Le texte, le texte ! J’ai lu dans un article que quelqu’un avait trouvé les dialogues vieillots, que c’était déstabilisant. Mais ils oublient qu’à cette époque-là, on parlait mieux, ou du moins différemment, avec d’autres mots. J’y tenais beaucoup. Bombard parlait merveilleusement bien, il avait des références littéraires et artistiques profondes. Il était musicien, donc c’était aussi un artiste. Il était hors de question de le faire parler avec un texte qui serait plus proche de ce qu’on ferait de nos jours. Du coup, il y a un décalage, mais si on veut bien passer outre ce faux anachronisme, car ce n’en est pas vraiment un, on se rend compte que ce qu’il raconte, ce sont les mots de sa survie. Lui rendre hommage, ce n’était pas le faire parler autrement que bien. La source vient de là. C’était un érudit. Et je pense que s’il avait pu voir le film, il l’aurait apprécié dans la mesure où au moins, on aura essayé de le faire parler correctement.

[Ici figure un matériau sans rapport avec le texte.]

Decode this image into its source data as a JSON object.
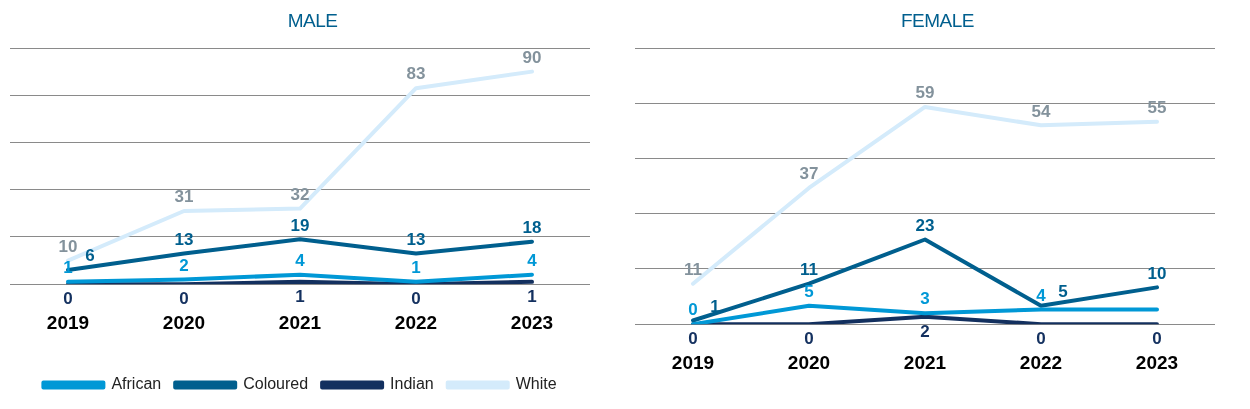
{
  "chart_data": [
    {
      "type": "line",
      "title": "MALE",
      "categories": [
        "2019",
        "2020",
        "2021",
        "2022",
        "2023"
      ],
      "ylim": [
        0,
        100
      ],
      "yticks": [
        {
          "value": 0,
          "label": null
        },
        {
          "value": 20,
          "label": null
        },
        {
          "value": 40,
          "label": null
        },
        {
          "value": 60,
          "label": null
        },
        {
          "value": 80,
          "label": null
        },
        {
          "value": 100,
          "label": null
        }
      ],
      "grid": "y",
      "tick_labels": "x",
      "data_labels": true,
      "legend": "bottom",
      "marker": "none",
      "series": [
        {
          "name": "African",
          "color": "#0098d6",
          "values": [
            1,
            2,
            4,
            1,
            4
          ]
        },
        {
          "name": "Coloured",
          "color": "#005f8e",
          "values": [
            6,
            13,
            19,
            13,
            18
          ]
        },
        {
          "name": "Indian",
          "color": "#13305f",
          "values": [
            0,
            0,
            1,
            0,
            1
          ]
        },
        {
          "name": "White",
          "color": "#d4ebfb",
          "values": [
            10,
            31,
            32,
            83,
            90
          ]
        }
      ]
    },
    {
      "type": "line",
      "title": "FEMALE",
      "categories": [
        "2019",
        "2020",
        "2021",
        "2022",
        "2023"
      ],
      "ylim": [
        0,
        75
      ],
      "yticks": [
        {
          "value": 0,
          "label": null
        },
        {
          "value": 15,
          "label": null
        },
        {
          "value": 30,
          "label": null
        },
        {
          "value": 45,
          "label": null
        },
        {
          "value": 60,
          "label": null
        },
        {
          "value": 75,
          "label": null
        }
      ],
      "grid": "y",
      "tick_labels": "x",
      "marker": "none",
      "series": [
        {
          "color": "#0098d6",
          "values": [
            0,
            5,
            3,
            4,
            4
          ],
          "value_labels": [
            "0",
            "5",
            "3",
            "4",
            null
          ]
        },
        {
          "color": "#005f8e",
          "values": [
            1,
            11,
            23,
            5,
            10
          ],
          "value_labels": [
            "1",
            "11",
            "23",
            "5",
            "10"
          ]
        },
        {
          "color": "#13305f",
          "values": [
            0,
            0,
            2,
            0,
            0
          ],
          "value_labels": [
            "0",
            "0",
            "2",
            "0",
            "0"
          ]
        },
        {
          "color": "#d4ebfb",
          "values": [
            11,
            37,
            59,
            54,
            55
          ],
          "value_labels": [
            "11",
            "37",
            "59",
            "54",
            "55"
          ]
        }
      ]
    }
  ]
}
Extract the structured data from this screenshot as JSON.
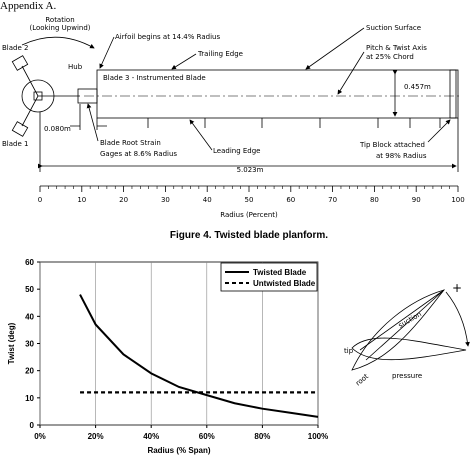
{
  "header": {
    "title": "Appendix A."
  },
  "figure4": {
    "rotation": "Rotation",
    "rotation_note": "(Looking Upwind)",
    "blade2": "Blade 2",
    "hub": "Hub",
    "blade1": "Blade 1",
    "airfoil_begins": "Airfoil begins at 14.4% Radius",
    "trailing_edge": "Trailing Edge",
    "suction_surface": "Suction Surface",
    "pitch_axis": [
      "Pitch & Twist Axis",
      "at 25% Chord"
    ],
    "blade3": "Blade 3 - Instrumented Blade",
    "chord": "0.457m",
    "root_offset": "0.080m",
    "strain_gages": [
      "Blade Root Strain",
      "Gages at 8.6% Radius"
    ],
    "leading_edge": "Leading Edge",
    "tip_block": [
      "Tip Block attached",
      "at 98% Radius"
    ],
    "span": "5.023m",
    "ruler": {
      "ticks": [
        0,
        10,
        20,
        30,
        40,
        50,
        60,
        70,
        80,
        90,
        100
      ],
      "label": "Radius (Percent)"
    },
    "caption": "Figure 4.  Twisted blade planform."
  },
  "chart_data": {
    "type": "line",
    "xlabel": "Radius (% Span)",
    "ylabel": "Twist (deg)",
    "xlim": [
      0,
      100
    ],
    "xticks": [
      {
        "value": 0,
        "label": "0%"
      },
      {
        "value": 20,
        "label": "20%"
      },
      {
        "value": 40,
        "label": "40%"
      },
      {
        "value": 60,
        "label": "60%"
      },
      {
        "value": 80,
        "label": "80%"
      },
      {
        "value": 100,
        "label": "100%"
      }
    ],
    "ylim": [
      0,
      60
    ],
    "yticks": [
      0,
      10,
      20,
      30,
      40,
      50,
      60
    ],
    "grid": "x",
    "legend": "top-right",
    "series": [
      {
        "name": "Twisted Blade",
        "color": "#000000",
        "dash": "solid",
        "x": [
          14.4,
          20,
          30,
          40,
          50,
          60,
          70,
          80,
          90,
          100
        ],
        "values": [
          48,
          37,
          26,
          19,
          14,
          11,
          8,
          6,
          4.5,
          3
        ]
      },
      {
        "name": "Untwisted Blade",
        "color": "#000000",
        "dash": "dashed",
        "x": [
          14.4,
          100
        ],
        "values": [
          12,
          12
        ]
      }
    ]
  },
  "figure_right": {
    "plus": "+",
    "suction": "suction",
    "tip": "tip",
    "root": "root",
    "pressure": "pressure"
  }
}
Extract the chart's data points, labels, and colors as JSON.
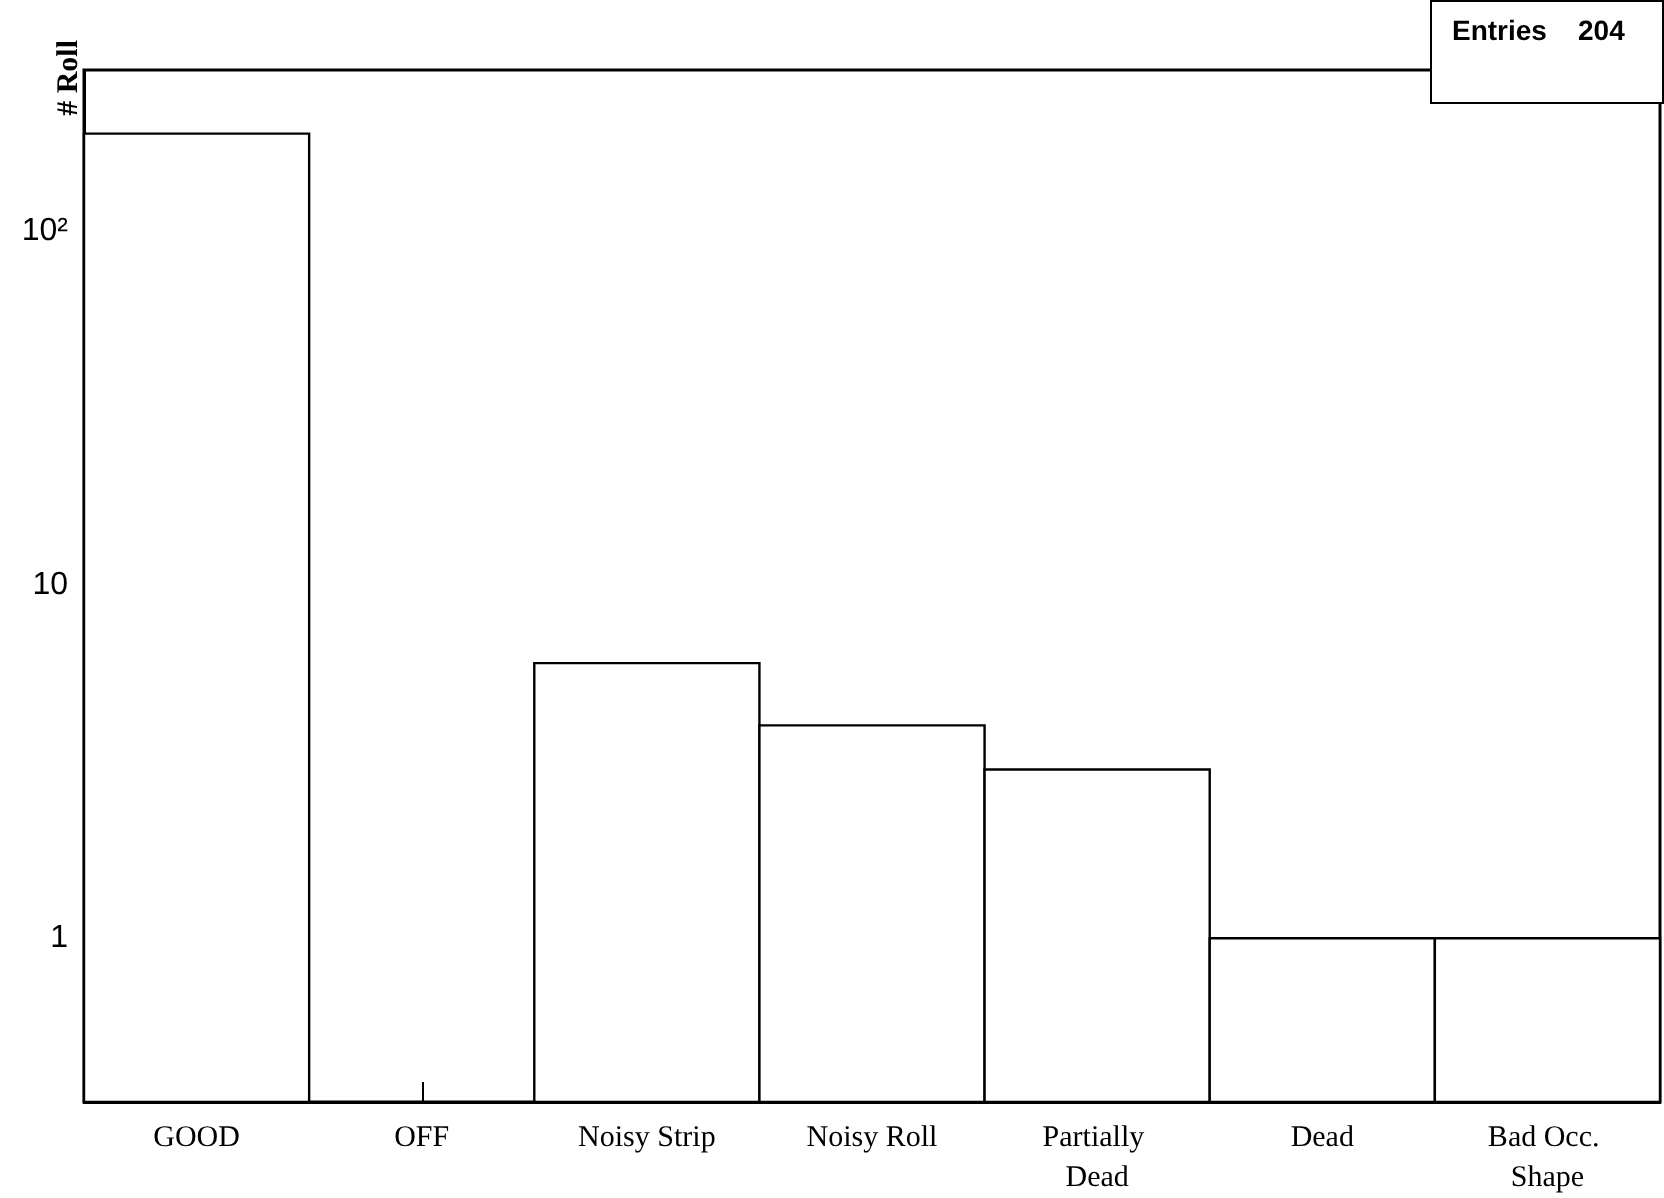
{
  "chart_data": {
    "type": "bar",
    "ylabel": "# Roll",
    "categories": [
      "GOOD",
      "OFF",
      "Noisy Strip",
      "Noisy Roll",
      "Partially Dead",
      "Dead",
      "Bad Occ. Shape"
    ],
    "values": [
      189,
      null,
      6,
      4,
      3,
      1,
      1
    ],
    "color": "#ffffff",
    "log": "y",
    "ylim": [
      0.344,
      286
    ],
    "yticks": [
      1,
      10,
      {
        "value": 100,
        "label": "10²"
      }
    ],
    "grid": false,
    "annotations": [
      "Entries    204"
    ]
  }
}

Je trouve justement que votre texte ajoute une grande poésie au film.
Ça me rend libre. Ça me rend libre parce que comme ça, je peux me permettre des tas d’autres choses. À l’origine, je pensais réaliser un film qui reproduirait l’expérience, dans une hyper-réalité. Là on est davantage dans l’infra-ordinaire que dans l’extraordinaire. L’infra-ordinaire permet la poésie, en tout cas je me la suis offert. Elle passe par les mots, bien sûr, mais aussi par l’image et une forme de liberté qui me permet d’écrire « Bombard va nager nu sous l’eau avec Dora le poisson ». Parce que dans ces moments-là, on n’est plus vraiment dans la réalité, mais dans un ailleurs. Est-ce son monde à lui, est-ce le monde réel ? Le cinéma nous permet ça. Moi j’aime ça, je suis un peu un enfant et je le revendique.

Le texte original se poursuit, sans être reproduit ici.